A new variant of the Industroyer malware, used to great effect against the Ukrainian energy sector by Russia’s Sandworm or Voodoo Bear advanced persistent threat (APT) group in 2016, has been identified by researchers from ESET, working in tandem with Ukraine’s national Computer Emergency Response Team, CERT-UA.
Predictably dubbed Industroyer2, it was used in an attempted cyber attack on a Ukraine-based energy company on the evening of Friday 8 April 2022. The attack used an ICS-capable malware and disk wipers against Windows, Linux and Solaris operating systems at the target’s high-voltage electrical substations.
The Industroyer2 malware was compiled on 23 March, suggesting the attack had been planned for some time, and the initial compromise took place in February according to CERT-UA.
Sandworm also used a number of other destructive malwares in its attack, including the recently identified CaddyWiper, Orcshred, Soloshred and Awfulshred.
“Ukraine is once again at the centre of cyber attacks targeting their critical infrastructure,” said ESET’s research team in a disclosure notice. “This new Industroyer campaign follows multiple waves of wipers that have been targeting various sectors in Ukraine.
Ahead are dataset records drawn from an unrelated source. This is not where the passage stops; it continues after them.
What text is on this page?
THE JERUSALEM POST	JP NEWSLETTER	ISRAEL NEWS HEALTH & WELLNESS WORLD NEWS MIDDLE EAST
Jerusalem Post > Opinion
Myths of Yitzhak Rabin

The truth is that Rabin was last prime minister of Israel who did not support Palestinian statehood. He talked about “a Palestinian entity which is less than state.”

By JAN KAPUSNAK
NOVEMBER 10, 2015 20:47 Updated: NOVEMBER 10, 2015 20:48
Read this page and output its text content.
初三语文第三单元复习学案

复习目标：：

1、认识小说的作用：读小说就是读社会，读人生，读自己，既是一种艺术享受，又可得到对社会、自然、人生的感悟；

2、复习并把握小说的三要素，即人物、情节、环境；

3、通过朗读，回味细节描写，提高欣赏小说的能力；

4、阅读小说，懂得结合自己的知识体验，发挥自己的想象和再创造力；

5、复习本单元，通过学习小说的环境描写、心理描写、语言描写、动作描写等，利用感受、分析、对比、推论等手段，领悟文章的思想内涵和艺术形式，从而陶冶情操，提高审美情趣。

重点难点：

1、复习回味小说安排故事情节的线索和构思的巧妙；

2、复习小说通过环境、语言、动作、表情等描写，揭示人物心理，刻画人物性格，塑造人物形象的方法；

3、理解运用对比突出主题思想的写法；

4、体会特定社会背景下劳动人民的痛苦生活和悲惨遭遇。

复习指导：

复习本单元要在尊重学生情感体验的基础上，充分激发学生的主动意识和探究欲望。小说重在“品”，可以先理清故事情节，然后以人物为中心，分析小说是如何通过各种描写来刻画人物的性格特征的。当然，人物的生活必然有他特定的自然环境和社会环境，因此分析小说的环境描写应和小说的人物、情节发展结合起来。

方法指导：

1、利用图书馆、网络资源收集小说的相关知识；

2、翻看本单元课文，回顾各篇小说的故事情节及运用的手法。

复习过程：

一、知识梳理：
ESET researchers will continue to monitor the threat landscape in order to better protect organisations from these types of destructive attacks.”
ESET said it had been unable to establish how the victim was compromised, nor how Sandworm, which is part of the Russian GRU intelligence service’s Main Centre for Special Technologies, or GTsST, moved laterally from the victim’s IT network to the separate ICS network.
Industroyer2 differs from its parent because it uses only a single protocol – IEC-104 – to communicate with industrial equipment, and incorporates a detailed, hardcoded configuration to drive its actions, which makes it highly specific and means it must be recompiled by its operators for any new victim or environment they wish to attack.
It does, however, share multiple code similarities with the previous Industroyer payload, enabling the analysts to assess with high confidence that both malwares stem from the same source code.
More details on how the malware works, along with new information on the CaddyWiper malware used alongside it, is available from ESET.
A parallel cyber war
Industroyer2 is the latest in a string of new malwares that have been deployed by Russia in its parallel cyber war against Ukraine, many of them also discovered by ESET.
Moscow’s campaign of destructive data wiper attacks began in the month prior to the initial kinetic invasion of Ukraine, with the use of the new WhisperGate malware against government targets in Kyiv.
As the invasion began, these initial attacks were followed by the use of other new wipers, including HermeticWiper, IsaacWiper, and in mid-March, CaddyWiper.
In addition to its use of destructive wiper malwares, Russia also deployed the new Cyclops Blink malware as a means of accessing target networks through vulnerable firewall devices and coopting them into a botnet – although this was neutralised earlier in April by American and German authorities.
Meanwhile, an actor linked to Russia’s European puppet state, Belarus, targeted organisations involved in supporting Ukrainian refugees with a malware called SunSeed.